Tot dusver heeft dit artikel een scherp onderscheid gemaakt tussen staatkundige of politieke en economische integratie. Maar is dit onderscheid wel altijd te handhaven? Zal een falen van de staatkundige integratie niet onvermijdelijk nadelige invloed hebben op de reeds bereikte economische integratie?
In een interview in de krant van 18 juni jl. zegt de Leuvense hoogleraar Paul de Grauwe, een econoom van wereldfaam: ‘Als we de euro en de muntunie willen behouden, dan zijn we veroordeeld tot meer politieke samenwerking’ (verderop spreekt hij van ‘politieke integratie’). ‘Als we dat laatste niet willen, en daar lijkt het op in Frankrijk en Nederland, dan kan de euro op termijn niet stand houden.’
Toegegeven: de euro en de muntunie zijn niet de Europese Unie, staan er zelfs formeel buiten. Maar wat daar dreigt te gebeuren - en het schenden van het Stabiliteitspact door Frankrijk en Duitsland is al een slecht omen - hangt dat, volgens dezelfde logica, ook niet het acquis van de EU boven het hoofd?
Wie deze rubriek door de jaren heen een beetje heeft gevolgd, zal in dit artikel vertrouwde redeneringen en argumenten zijn tegengekomen, maar wie daarin een triomfantelijk geluid heeft beluisterd - in de geest van: de feiten hebben mij gelijk gegeven - heeft het mis. Sterker nog: de overtuigde ‘Europeanen’ hebben er goed aan gedaan die redeneringen en argumenten te negeren. Immers, als zij ernaar geluisterd hadden en niet naar het onbereikbare hadden gestreefd, zou zelfs het bereikbare niet zijn bereikt. Zoals de dichter Robert Browning zegt: ‘...man's reach should exceed his grasp.’ Maar wordt nu ook het bereikte bedreigd?

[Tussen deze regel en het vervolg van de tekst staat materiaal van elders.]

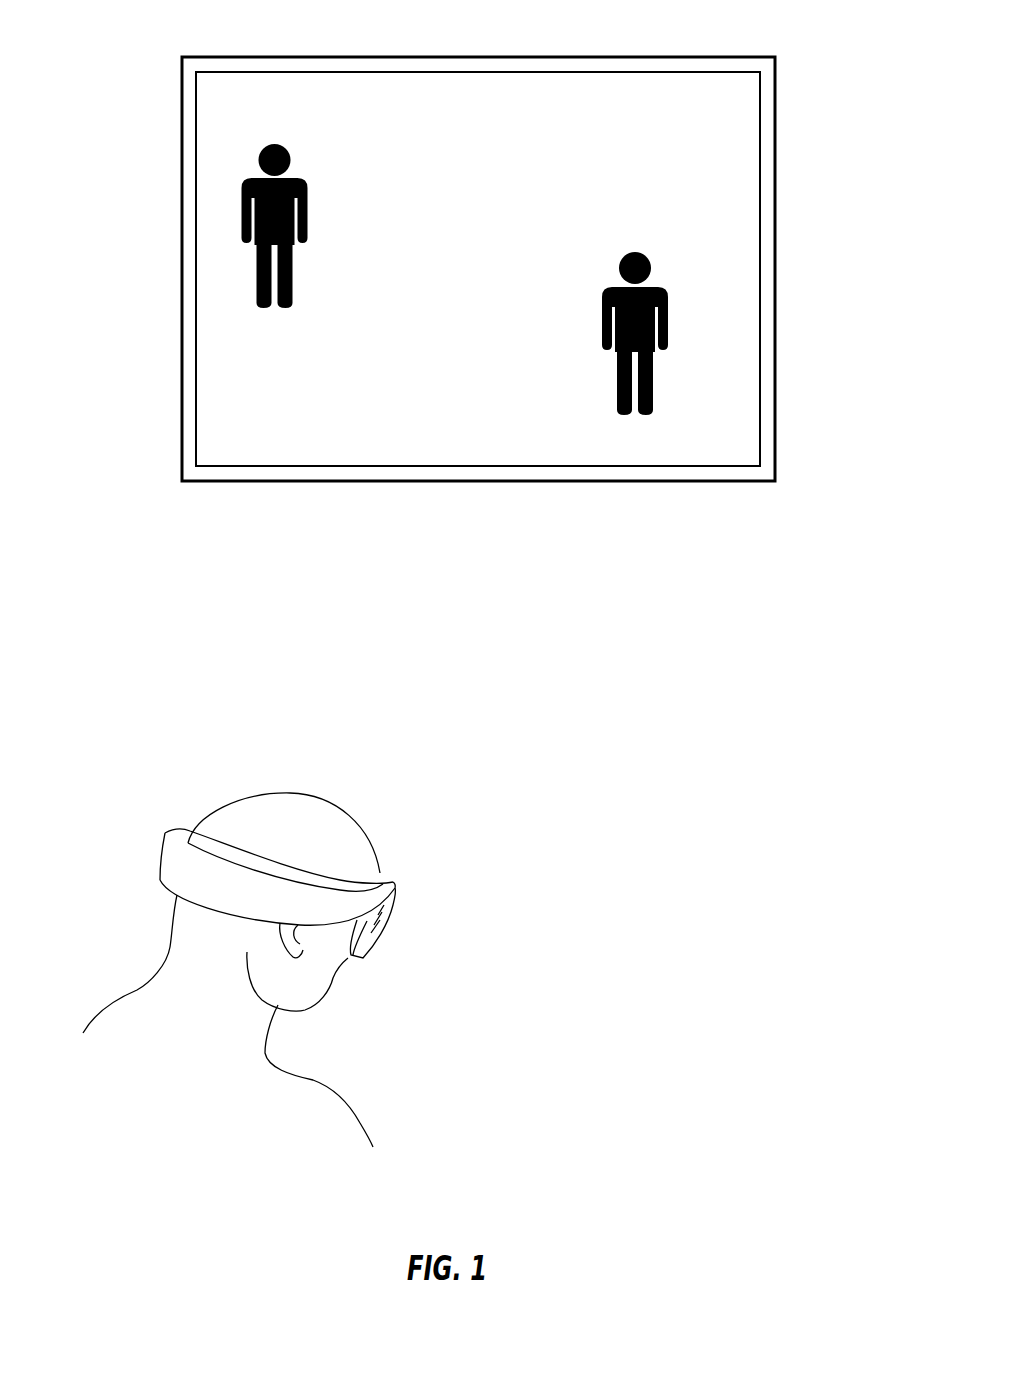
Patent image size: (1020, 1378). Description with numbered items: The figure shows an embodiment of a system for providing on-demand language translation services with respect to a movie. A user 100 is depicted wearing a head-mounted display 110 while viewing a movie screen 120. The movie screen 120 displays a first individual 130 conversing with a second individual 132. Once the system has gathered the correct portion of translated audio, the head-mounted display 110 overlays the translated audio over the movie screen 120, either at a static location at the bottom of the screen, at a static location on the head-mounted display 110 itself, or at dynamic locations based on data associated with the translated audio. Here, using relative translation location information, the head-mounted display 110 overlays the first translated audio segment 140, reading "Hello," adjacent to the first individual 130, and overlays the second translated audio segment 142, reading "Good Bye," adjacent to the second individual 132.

The user 100 is at (334, 1062).
The head-mounted display 110 is at (421, 861).
The movie screen 120 is at (168, 372).
The first individual 130 is at (246, 143).
The second individual 132 is at (666, 331).
The first translated audio segment 140 is at (359, 122).
The second translated audio segment 142 is at (547, 228).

Nu bovenop de constitutionele crisis een budgetcrisis is gekomen, biedt de situatie in Europa geen aanleiding tot enigerlei triomfgevoel en weinig tot hoop - tenzij een relance uit zou gaan van verwachtingen die meer rekening houden met de naakte werkelijkheid. Daarbij kunnen die eertijds terecht genegeerde redeneringen en argumenten misschien dienst doen.